Interestingly, when considering the distribution of patients' occupations, female patients had the highest percentage (55%) of farmer occupations; male patients had the highest proportion of occupations as workers (32%), followed by farmers (19%). Male patients, who are the primary workforce of the family, mostly continue to engage in physical activity shortly after undergoing surgery, whereas female patients have the option of living at home for household chores postoperatively (11 patients), accounting for 69% of the female population who do not RTW postoperatively. Patients who RTW more quickly tend to report more pain, functional limitations, and work limitations than patients who RTW later in the postoperative period. Considering the crop harvest times for crops that are grown in northern China, we found a high incidence of THA (64%) after this period among patients who are farmers.
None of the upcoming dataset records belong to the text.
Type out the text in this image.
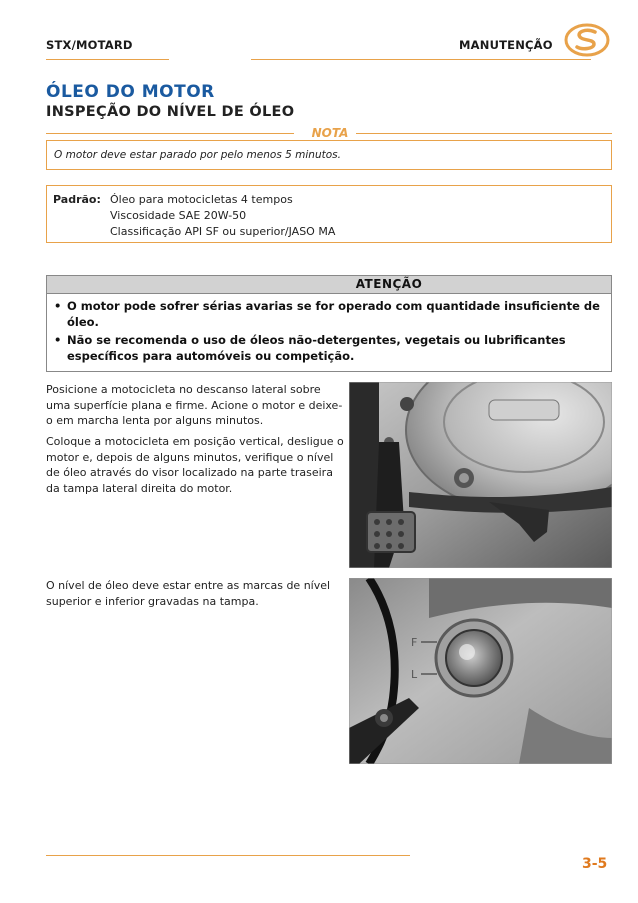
STX/MOTARD	MANUTENÇÃO
ÓLEO DO MOTOR
INSPEÇÃO DO NÍVEL DE ÓLEO
NOTA
O motor deve estar parado por pelo menos 5 minutos.
Padrão: Óleo para motocicletas 4 tempos
Viscosidade SAE 20W-50
Classificação API SF ou superior/JASO MA
ATENÇÃO
• O motor pode sofrer sérias avarias se for operado com quantidade insuficiente de óleo.
• Não se recomenda o uso de óleos não-detergentes, vegetais ou lubrificantes específicos para automóveis ou competição.
Posicione a motocicleta no descanso lateral sobre uma superfície plana e firme. Acione o motor e deixe-o em marcha lenta por alguns minutos.
Coloque a motocicleta em posição vertical, desligue o motor e, depois de alguns minutos, verifique o nível de óleo através do visor localizado na parte traseira da tampa lateral direita do motor.
O nível de óleo deve estar entre as marcas de nível superior e inferior gravadas na tampa.
F
L
3-5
With the increase in work intensity, the development of ONFH has accelerated, and patients are motivated to receive THA treatment.
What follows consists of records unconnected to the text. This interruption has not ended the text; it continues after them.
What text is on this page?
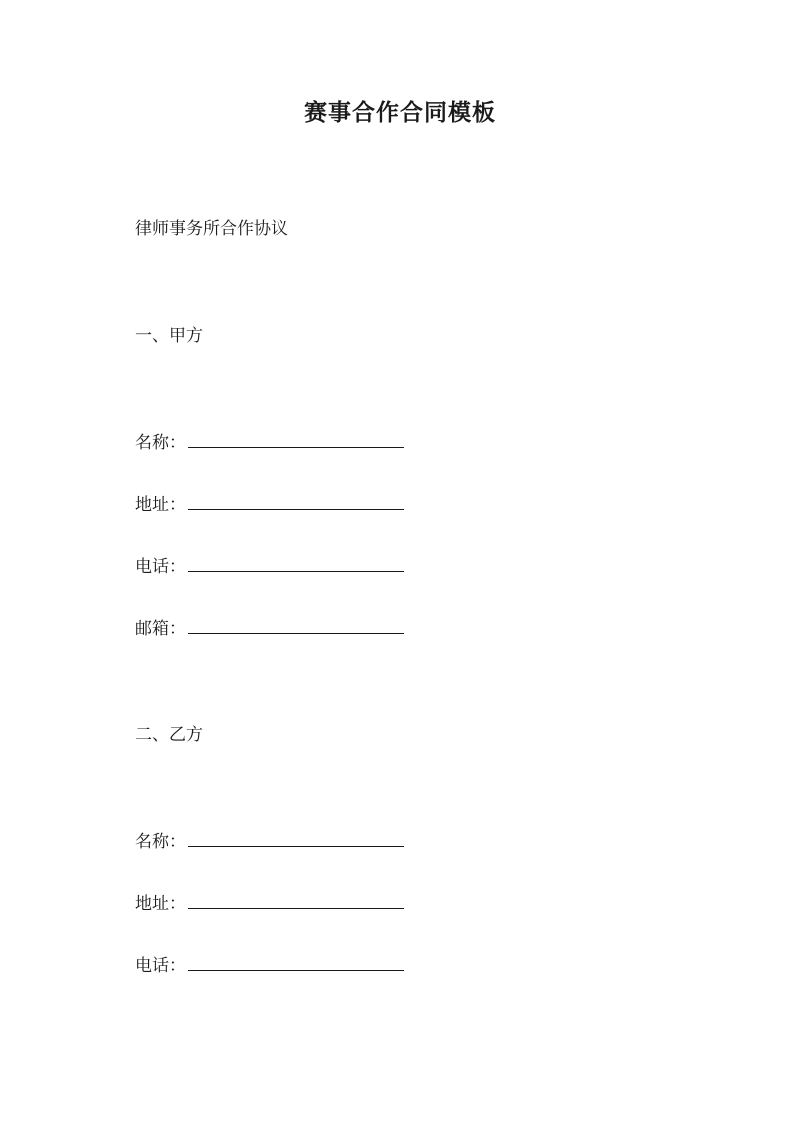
赛事合作合同模板
律师事务所合作协议
一、甲方
名称：
地址：
电话：
邮箱：
二、乙方
名称：
地址：
电话：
Previous studies of patients who similarly underwent THA have demonstrated no significant correlation between preoperative scores and RTW status in this patient group [28]. Although most patients exhibit significant functional improvement after THA as measured by HHS and RNS, a subset of patients who do not RTW remains, with a higher proportion of those patients being women. Thus, the willingness to receive surgery, long hospitalization, postoperative analgesia of patients, and the presence of psychological changes may complicate RTW [28]. These scores may not report all functional variables that are important to the patient, although they are well-validated and widely used [29, 30]. Subsequent research should consider a design from the three aspects of physiology, psychology, and economy. However, comparing RTW data across countries because of different social work environments, ages at retirement, welfare policies and pension arrangements, and cultural attitudes at work is difficult [21, 22]. Predicting RTW is a multifactorial decision-making process involving social, identity, personality, and financial factors.

Limitations

This study had some limitations. First, this is a single-center study, and the rate of returning to work are not comparable. Second, the sample size was limited, and some patients were lost to follow-up or refused follow-up, which affected the data integrity and may affect the accuracy of the ROC curve. Third, the patients who were included in this study were required to have experienced work status within 12 months preoperatively, and the resulting RTW rate might be relatively high. Fourth, HHS and NRS scores were used as measures of pain, function, and activity levels, and these ratings were patient reported by video, with testers failing to make finer objective measurements, which may have introduced bias into the data. Fifth, the willingness of the patients to work was not examined preoperatively, and lastly the work-related questionnaire that was used in this study was not validated; however, the responses were reported separately and were not used to calculate the scores.

Conclusion

In this study, 80% of patients with ONFH who received THA achieved RTW status after surgery. Drinking, sex, change in working level, variation in the type of physical work, change in working hours, post-surgery Harris score and self-assessment of work ability can serve as predictive factors for RTW.